Balelas (ou não) da Rua

Nem tanto ao Mar, nem tanto à Terra

quarta-feira, 3 de julho de 2013

Pequenos Inquietamente Frágeis

Algures longe de tudo reside um pequeno boneco de porcelana, em terras onde o sol brilha, onde o mar nasce perto e reside connosco pelos caminhos obtusos dos campos virgens e verdes, recheados de árvores e singelos bancos silenciosos onde residem pensadores de alma e filósofos do corpo. Longe de tudo há um imenso vazio de gente e uma multidão rouca e ouvidos surdos à nossa voz, aqueles cuja boca desenhada pelo contorno liso de um pincel se residem à lingua de Pessoa, aos gestos de Eça e ao criticismo amargo de Sena, a saudade do mar de Sophia, o revolucionismo esfuzeante de Ary e a rouquidão crítica de quem na chuva faz perólas sem água de Mourão-Ferreira.
De luzes e ouro se murmuram países, não deixemos a sorte com as audazes nem o silêncio para as almas penadas.
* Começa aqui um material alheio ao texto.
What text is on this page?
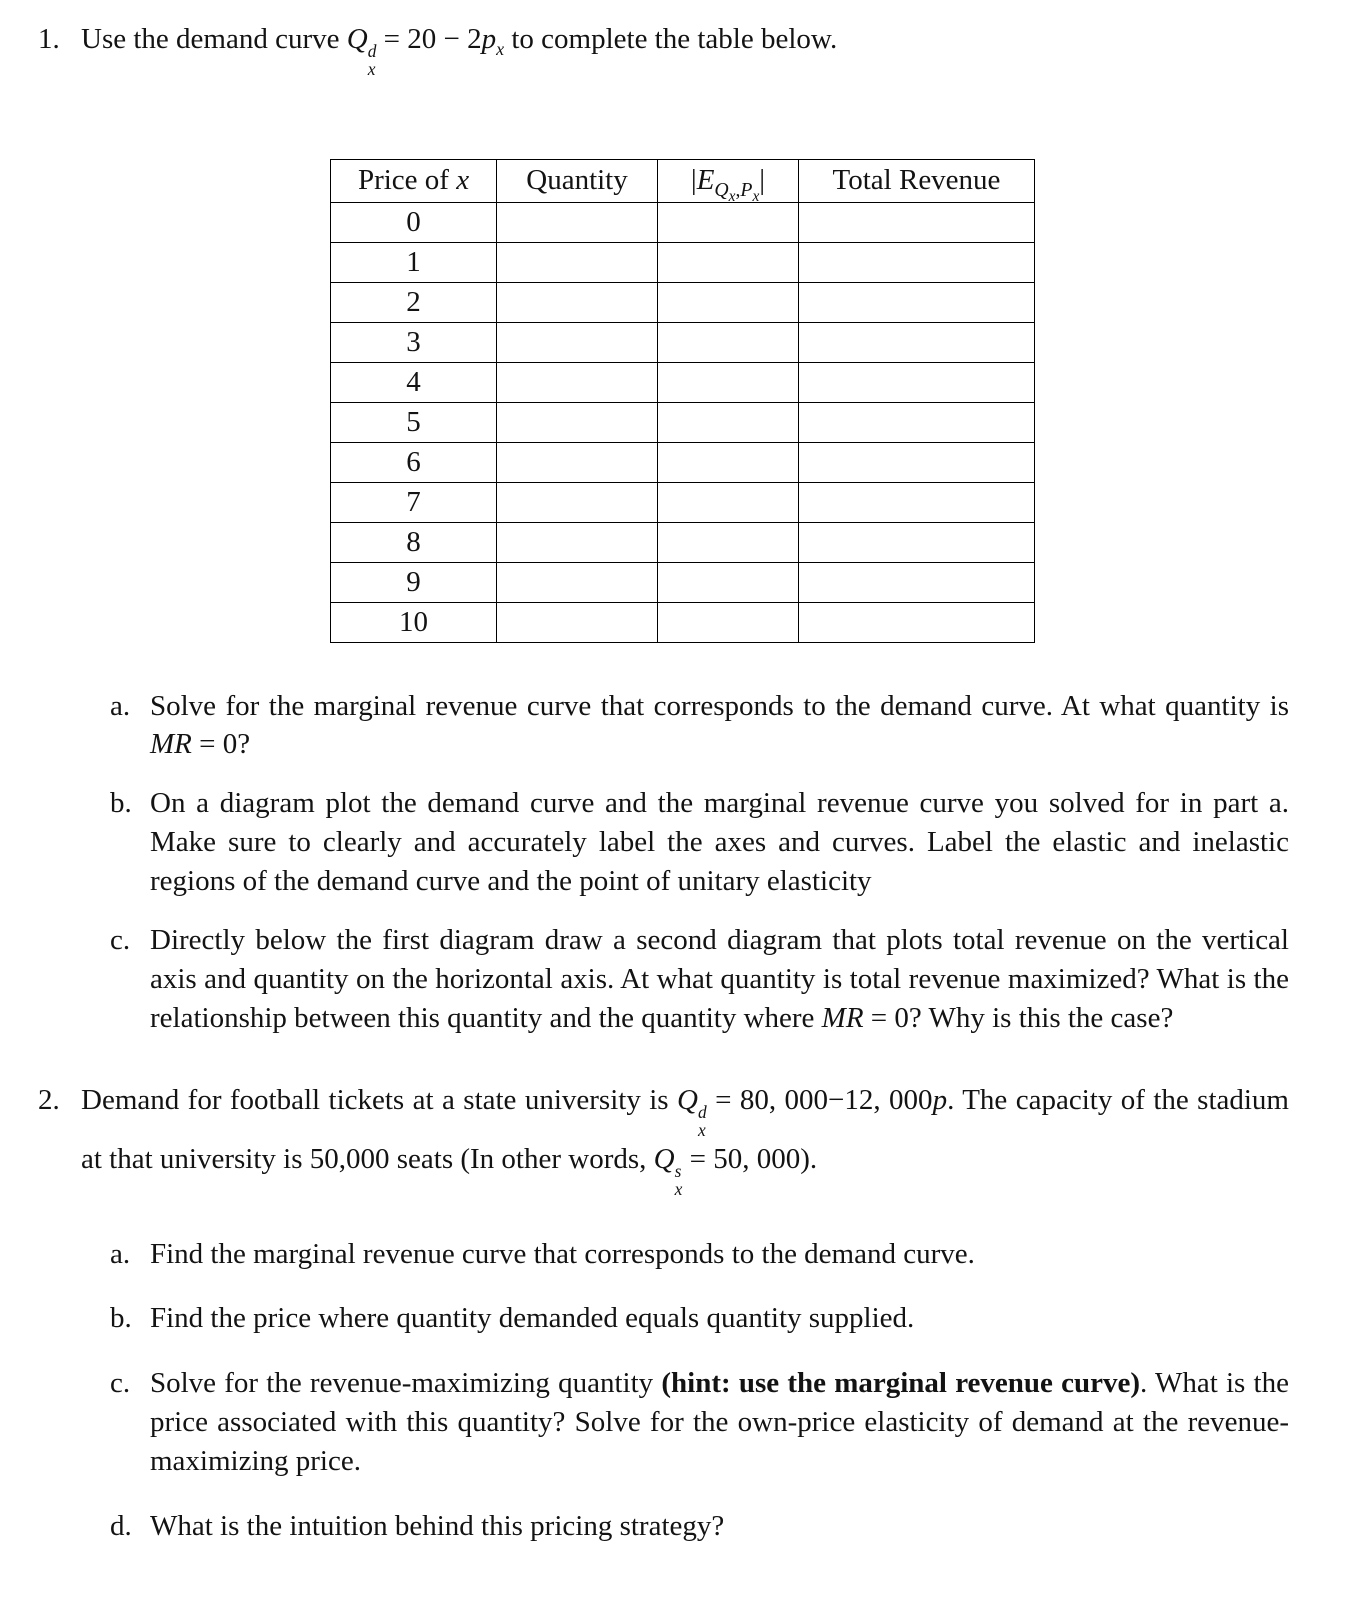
1. Use the demand curve Q d
x
= $20 - 2p_x$ to complete the table below.
Price of x	Quantity	$|E_{Q_x,P_x}|$	Total Revenue
0			
1			
2			
3			
4			
5			
6			
7			
8			
9			
10			
a. Solve for the marginal revenue curve that corresponds to the demand curve. At what quantity is MR = 0?
b. On a diagram plot the demand curve and the marginal revenue curve you solved for in part a. Make sure to clearly and accurately label the axes and curves. Label the elastic and inelastic regions of the demand curve and the point of unitary elasticity
c. Directly below the first diagram draw a second diagram that plots total revenue on the vertical axis and quantity on the horizontal axis. At what quantity is total revenue maximized? What is the relationship between this quantity and the quantity where MR = 0? Why is this the case?
2. Demand for football tickets at a state university is Q d
x
= 80, 000−12, 000p. The capacity of the stadium at that university is 50,000 seats (In other words, Q s
x
= 50, 000).
a. Find the marginal revenue curve that corresponds to the demand curve.
b. Find the price where quantity demanded equals quantity supplied.
c. Solve for the revenue-maximizing quantity (hint: use the marginal revenue curve). What is the price associated with this quantity? Solve for the own-price elasticity of demand at the revenue-maximizing price.
d. What is the intuition behind this pricing strategy?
Pergunta o pequeno boneco se de longe cair, alguém de perto o apanhará, com mãos suaves como aquelas que o fizeram a rir, as que contornaram um pequeno chapéu azul na sua cabeça, as mesmas mãos que lhe afagaram as lágrimas na noite.
A noite vem e traz consigo a escuridão de breu e todos os monstrengos que residem em cada um, nos resquícios de cada alma, escondido por entre portas, um figurão negro, alto, espantoso, sem uma réstea de luz ou uma imaginação dócil, sem um bom trato ou um coração saudoso. Importa esquecer, trata de lembrar que há-de passar, passar o tempo sobreerguido no vento, vendo as aves de longe, sem parar, tentar matar com porquês o que sobre de confiança, A noite é vil. Por ela, ficarás com a chuva dos dias e o frio dos desertos, com os buracos no mundo e os poços de terror, em todas as prisões mais negras, sem saber de quem, sem saber onde, sem saber, só.
Numa noite de chuva que não nesta, num país que não este, o pequeno boneco subiu à sua janela, viu uma lua tapada de lágrimas, chorando para a relva encharcada e de tez triste, rebaixada com o tempo, ele não chorou, chorar não sabe, escutou o silêncio, sentiu-se sombra de todas as sombras e uma pequena mão tocou-lhe no ombro e eternamente se viu caindo, sem nunca tocar o chão, sem nunca findar a noite, suspenso de tudo.
Viver é tão mais que estar e tão pouco lhe chega respirar.
Pudéssemos quedar juntos no mundo e ele seria a nossa casa.